Cher voleur de vélo,
(J’aurais pu dire « voleur de bicyclette », ça aurait sonné plus joli comme titre d’article, mais ça aurait eu un côté poétique, ciné-club des années soixante-dix, que je vous refuse).
Vous avez cru bon, hier, d’ouvrir avec une pince coupante l’antivol de mon vélo, et sans doute avez-vous filé très vite, avec le petit frisson du malfaiteur et le coeur qui bondit parce que vous aviez réussi votre coup.
Bravo, soyez fier de vous.
On m’avait déjà prévenu qu’un vélo neuf attire les convoitises, mais je l’utilisais pour déposer ma petite fille à l’école : il était hors de question d’acheter d’occasion un vieux clou et de prendre des risques avec sa sécurité, vu la hauteur où nous habitons et la longue côte que nous devons descendre.
Ah oui, parce que je ne sais pas si vous avez remarqué, mais il y a un siège enfant sur ce vélo. Vous savez quoi ? Je ne l’ai pas posé là par pur postulat esthétique, mais parce que ce vélo m’était utile pour l’emmener à l’école.
Évidemment, vous ne vous êtes pas demandé comment je vais pouvoir la déposer jeudi matin ? Vous n’avez pas pensé qu’une enfant de trois ans ne peut pas faire quarante minutes de marche, sans doute ?
Je croyais être dans une gare assez tranquille, « provinciale », comme on dit, alors je vous remercie de me rappeler que les cons sont partout.
Vous m’avez soulagé de quelques inquiétudes : est-ce que le froid en hiver allait être supportable pour cette petite fille dans la descente vers l’école ? Fallait-il lui mettre dès maintenant une écharpe et des gants, l’automne s’approchant ? Comment allais-je gérer la pluie et les routes glissantes du petit matin ?
J’aurais compris que vous me preniez des choses vendables, mais je n’imagine pas que vous allez pouvoir tirer grand-chose de mon vélo — je ne pense même pas que c’est ce que vous cherchez. Non, je vous vois plutôt allant faire un gymkhana sauvage pendant la journée, puis vous lassant et jetant mon vélo aux orties.
J’avais choisi le vélo parce que c’est économique, écologique [1], pratique pour éviter les bouchons du matin autour de l’école, et qu’il me permettait de passer un moment privilégié quotidien au grand air avec ma fille, moment où nous échangions nos impressions sur le parfum de l’air ou la couleur du ciel et des arbres.
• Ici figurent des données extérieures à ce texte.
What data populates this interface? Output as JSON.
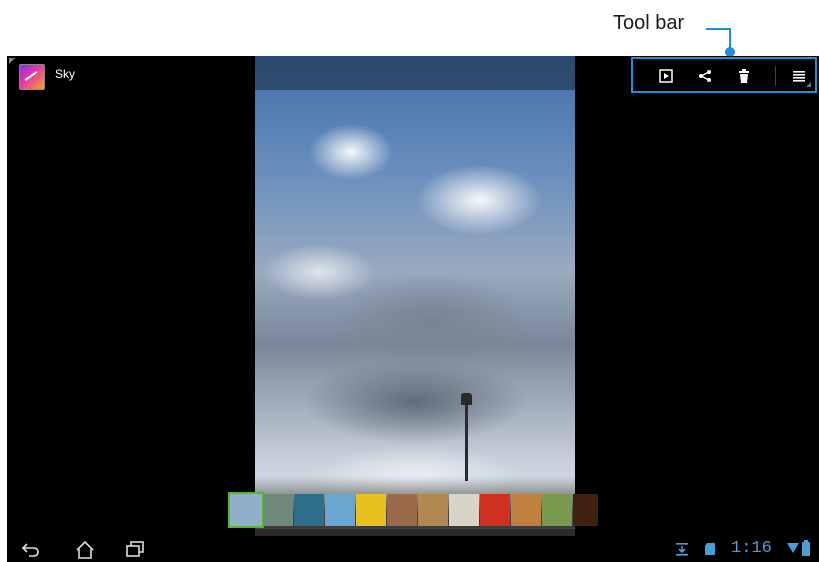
{
  "callout": {
    "label": "Tool bar"
  },
  "app": {
    "title": "Sky"
  },
  "toolbar": {
    "items": [
      "slideshow-icon",
      "share-icon",
      "delete-icon",
      "menu-icon"
    ]
  },
  "filmstrip": {
    "thumbnails": [
      {
        "color": "#8fb0c8",
        "selected": true
      },
      {
        "color": "#6f8a7a"
      },
      {
        "color": "#2f6e8a"
      },
      {
        "color": "#6aa6cf"
      },
      {
        "color": "#e8c020"
      },
      {
        "color": "#9a6a4a"
      },
      {
        "color": "#b08850"
      },
      {
        "color": "#d8d4c8"
      },
      {
        "color": "#d03020"
      },
      {
        "color": "#c08040"
      },
      {
        "color": "#7a9a50"
      },
      {
        "color": "#402010"
      }
    ]
  },
  "statusbar": {
    "time": "1:16"
  },
  "colors": {
    "accent": "#1e8fd8",
    "selection": "#5bb52b",
    "status": "#4a9ed8"
  }
}
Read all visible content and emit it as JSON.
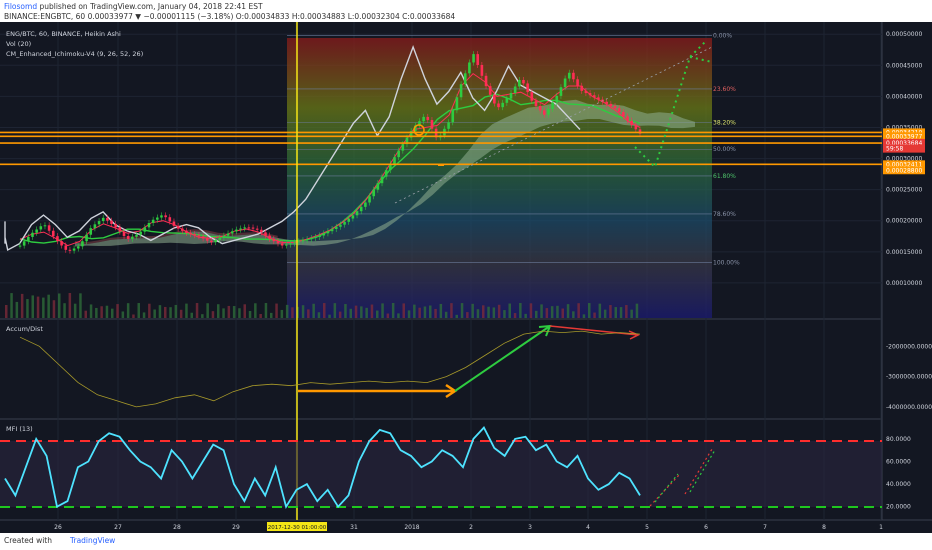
{
  "header": {
    "author": "Filosomd",
    "published": " published on TradingView.com, January 04, 2018 22:41 EST",
    "symbol_line": "BINANCE:ENGBTC, 60  0.00033977 ▼ −0.00001115 (−3.18%)  O:0.00034833  H:0.00034883  L:0.00032304  C:0.00033684"
  },
  "footer": {
    "created_with": "Created with",
    "brand": "TradingView"
  },
  "legend": {
    "title": "ENG/BTC, 60, BINANCE, Heikin Ashi",
    "vol": "Vol (20)",
    "ichimoku": "CM_Enhanced_Ichimoku-V4 (9, 26, 52, 26)",
    "accum": "Accum/Dist",
    "mfi": "MFI (13)"
  },
  "colors": {
    "background": "#131722",
    "price_line": "#cfd3dc",
    "ichimoku_green": "#2ecc40",
    "ichimoku_red": "#ff2d55",
    "fib_orange": "#ff9800",
    "vertical_marker": "#f5e616",
    "mfi": "#4ee3ff",
    "mfi_upper": "#ff2d2d",
    "mfi_lower": "#1fc71f"
  },
  "chart_data": [
    {
      "type": "line",
      "title": "ENG/BTC, 60, BINANCE, Heikin Ashi",
      "x_ticks": [
        "26",
        "27",
        "28",
        "29",
        "30",
        "31",
        "2018",
        "2",
        "3",
        "4",
        "5",
        "6",
        "7",
        "8",
        "1"
      ],
      "y_ticks": [
        "0.00050000",
        "0.00045000",
        "0.00040000",
        "0.00035000",
        "0.00030000",
        "0.00025000",
        "0.00020000",
        "0.00015000",
        "0.00010000"
      ],
      "ylim": [
        5e-05,
        0.00051
      ],
      "price_labels": [
        {
          "text": "0.00034210",
          "bg": "#ff9800",
          "value": 0.0003421
        },
        {
          "text": "0.00033977",
          "bg": "#ff9800",
          "value": 0.0003358
        },
        {
          "text": "0.00033684",
          "bg": "#e53935",
          "value": 0.0003252
        },
        {
          "text": "59:58",
          "bg": "#e53935",
          "value": 0.000316
        },
        {
          "text": "0.00032411",
          "bg": "#ff9800",
          "value": 0.0002907
        },
        {
          "text": "0.00028800",
          "bg": "#ff9800",
          "value": 0.0002812
        }
      ],
      "fib_levels": [
        {
          "label": "0.00%",
          "value": 0.000498
        },
        {
          "label": "23.60%",
          "value": 0.000412
        },
        {
          "label": "38.20%",
          "value": 0.000358
        },
        {
          "label": "50.00%",
          "value": 0.000315
        },
        {
          "label": "61.80%",
          "value": 0.000272
        },
        {
          "label": "78.60%",
          "value": 0.000211
        },
        {
          "label": "100.00%",
          "value": 0.000133
        }
      ],
      "series": [
        {
          "values": [
            0.00016,
            0.00018,
            0.000195,
            0.00017,
            0.00015,
            0.00016,
            0.00019,
            0.000205,
            0.00019,
            0.00017,
            0.00018,
            0.0002,
            0.00021,
            0.00019,
            0.00018,
            0.000175,
            0.000165,
            0.000175,
            0.000185,
            0.00019,
            0.000185,
            0.00017,
            0.00016,
            0.000165,
            0.00017,
            0.000175,
            0.000185,
            0.000195,
            0.00021,
            0.00023,
            0.00026,
            0.00029,
            0.00032,
            0.00035,
            0.00037,
            0.00033,
            0.00036,
            0.00042,
            0.00047,
            0.00042,
            0.00038,
            0.0004,
            0.00043,
            0.00039,
            0.00037,
            0.0004,
            0.00044,
            0.00041,
            0.0004,
            0.00039,
            0.00038,
            0.00036,
            0.00034
          ]
        }
      ]
    },
    {
      "type": "line",
      "title": "Accum/Dist",
      "y_ticks": [
        "-2000000.0000",
        "-3000000.0000",
        "-4000000.0000"
      ],
      "ylim": [
        -4300000,
        -1200000
      ],
      "series": [
        {
          "values": [
            -1700000,
            -2000000,
            -2600000,
            -3200000,
            -3600000,
            -3800000,
            -4000000,
            -3900000,
            -3700000,
            -3600000,
            -3800000,
            -3500000,
            -3300000,
            -3250000,
            -3300000,
            -3200000,
            -3250000,
            -3200000,
            -3150000,
            -3200000,
            -3150000,
            -3200000,
            -3000000,
            -2700000,
            -2300000,
            -1900000,
            -1600000,
            -1500000,
            -1550000,
            -1500000,
            -1600000,
            -1550000,
            -1600000
          ]
        }
      ]
    },
    {
      "type": "line",
      "title": "MFI (13)",
      "y_ticks": [
        "80.0000",
        "60.0000",
        "40.0000",
        "20.0000"
      ],
      "ylim": [
        10,
        95
      ],
      "bands": {
        "upper": 80,
        "lower": 20
      },
      "series": [
        {
          "values": [
            45,
            30,
            55,
            80,
            65,
            20,
            25,
            55,
            60,
            78,
            85,
            82,
            70,
            60,
            55,
            45,
            70,
            60,
            45,
            60,
            75,
            70,
            40,
            25,
            45,
            30,
            55,
            20,
            35,
            40,
            25,
            35,
            20,
            30,
            60,
            78,
            88,
            85,
            70,
            65,
            55,
            60,
            70,
            65,
            55,
            80,
            90,
            72,
            65,
            80,
            82,
            70,
            75,
            60,
            55,
            65,
            45,
            35,
            40,
            50,
            45,
            30
          ]
        }
      ]
    }
  ],
  "marker_date": "2017-12-30  01:00:00"
}
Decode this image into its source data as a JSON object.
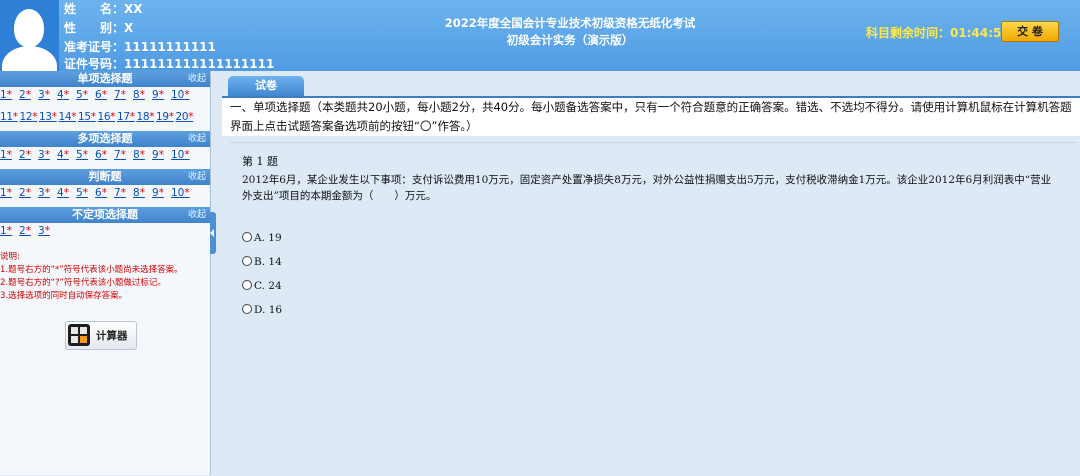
{
  "header": {
    "name_label": "姓　　名：",
    "name_value": "XX",
    "gender_label": "性　　别：",
    "gender_value": "X",
    "ticket_label": "准考证号：",
    "ticket_value": "11111111111",
    "id_label": "证件号码：",
    "id_value": "111111111111111111",
    "exam_title_line1": "2022年度全国会计专业技术初级资格无纸化考试",
    "exam_title_line2": "初级会计实务（演示版）",
    "timer_label": "科目剩余时间：",
    "timer_value": "01:44:55",
    "submit_label": "交 卷"
  },
  "sidebar": {
    "sections": [
      {
        "title": "单项选择题",
        "collapse": "收起",
        "rows": [
          [
            "1",
            "2",
            "3",
            "4",
            "5",
            "6",
            "7",
            "8",
            "9",
            "10"
          ],
          [
            "11",
            "12",
            "13",
            "14",
            "15",
            "16",
            "17",
            "18",
            "19",
            "20"
          ]
        ]
      },
      {
        "title": "多项选择题",
        "collapse": "收起",
        "rows": [
          [
            "1",
            "2",
            "3",
            "4",
            "5",
            "6",
            "7",
            "8",
            "9",
            "10"
          ]
        ]
      },
      {
        "title": "判断题",
        "collapse": "收起",
        "rows": [
          [
            "1",
            "2",
            "3",
            "4",
            "5",
            "6",
            "7",
            "8",
            "9",
            "10"
          ]
        ]
      },
      {
        "title": "不定项选择题",
        "collapse": "收起",
        "rows": [
          [
            "1",
            "2",
            "3"
          ]
        ]
      }
    ],
    "mark": "*",
    "notes_title": "说明:",
    "notes": [
      "1.题号右方的“*”符号代表该小题尚未选择答案。",
      "2.题号右方的“?”符号代表该小题做过标记。",
      "3.选择选项的同时自动保存答案。"
    ],
    "calculator_label": "计算器"
  },
  "main": {
    "tab_label": "试卷",
    "instructions": "一、单项选择题（本类题共20小题，每小题2分，共40分。每小题备选答案中，只有一个符合题意的正确答案。错选、不选均不得分。请使用计算机鼠标在计算机答题界面上点击试题答案备选项前的按钮“〇”作答。）",
    "question_label": "第 1 题",
    "question_text": "2012年6月，某企业发生以下事项：支付诉讼费用10万元，固定资产处置净损失8万元，对外公益性捐赠支出5万元，支付税收滞纳金1万元。该企业2012年6月利润表中“营业外支出”项目的本期金额为（　　）万元。",
    "options": [
      {
        "letter": "A.",
        "value": "19"
      },
      {
        "letter": "B.",
        "value": "14"
      },
      {
        "letter": "C.",
        "value": "24"
      },
      {
        "letter": "D.",
        "value": "16"
      }
    ]
  },
  "colors": {
    "header_blue": "#4f9be3",
    "accent_blue": "#3a7ec8",
    "timer_yellow": "#ffe94a",
    "mark_red": "#d40000",
    "link_blue": "#0b4fb4"
  }
}
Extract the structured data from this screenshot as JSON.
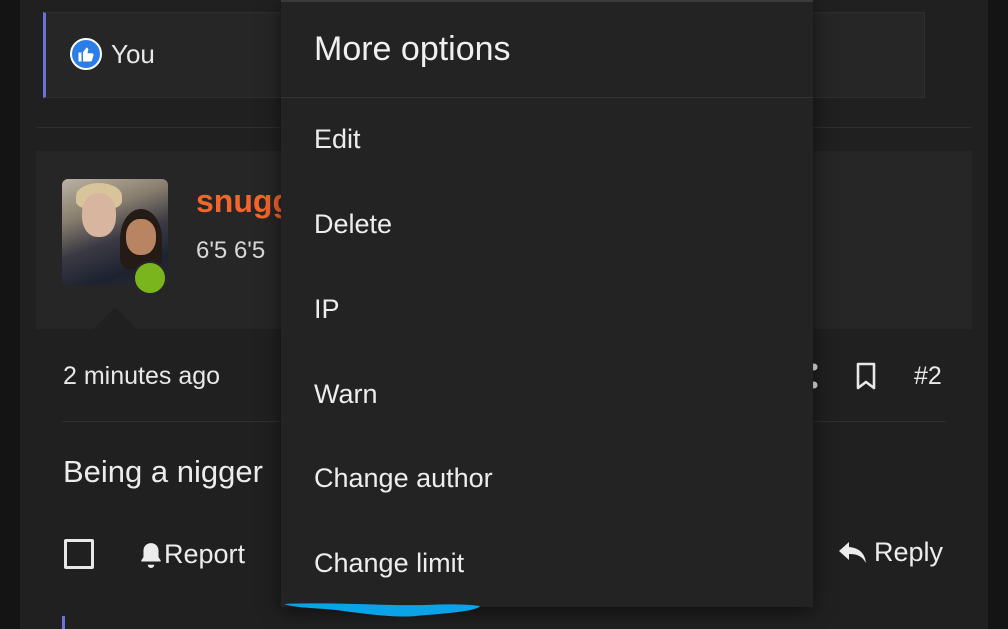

Je vais donc prendre une vieille voiture, en remplacement, pour vous éviter une nouvelle tentation.
Vous serez bien avisé de faire attention, cependant : le vélo n’a pas trois mois, je n’ai pas encore resserré les câbles. La chaîne saute de temps en temps. Loin de moi l’idée réjouissante de vous imaginer dérailler pendant vos escapades, et vous écorchant le genou comme un gamin morveux.
Je ne suis qu’à peine en colère contre vous ; soyez en tout cas assuré de mon plus profond, indéfectible et définitif mépris. Vous êtes petit.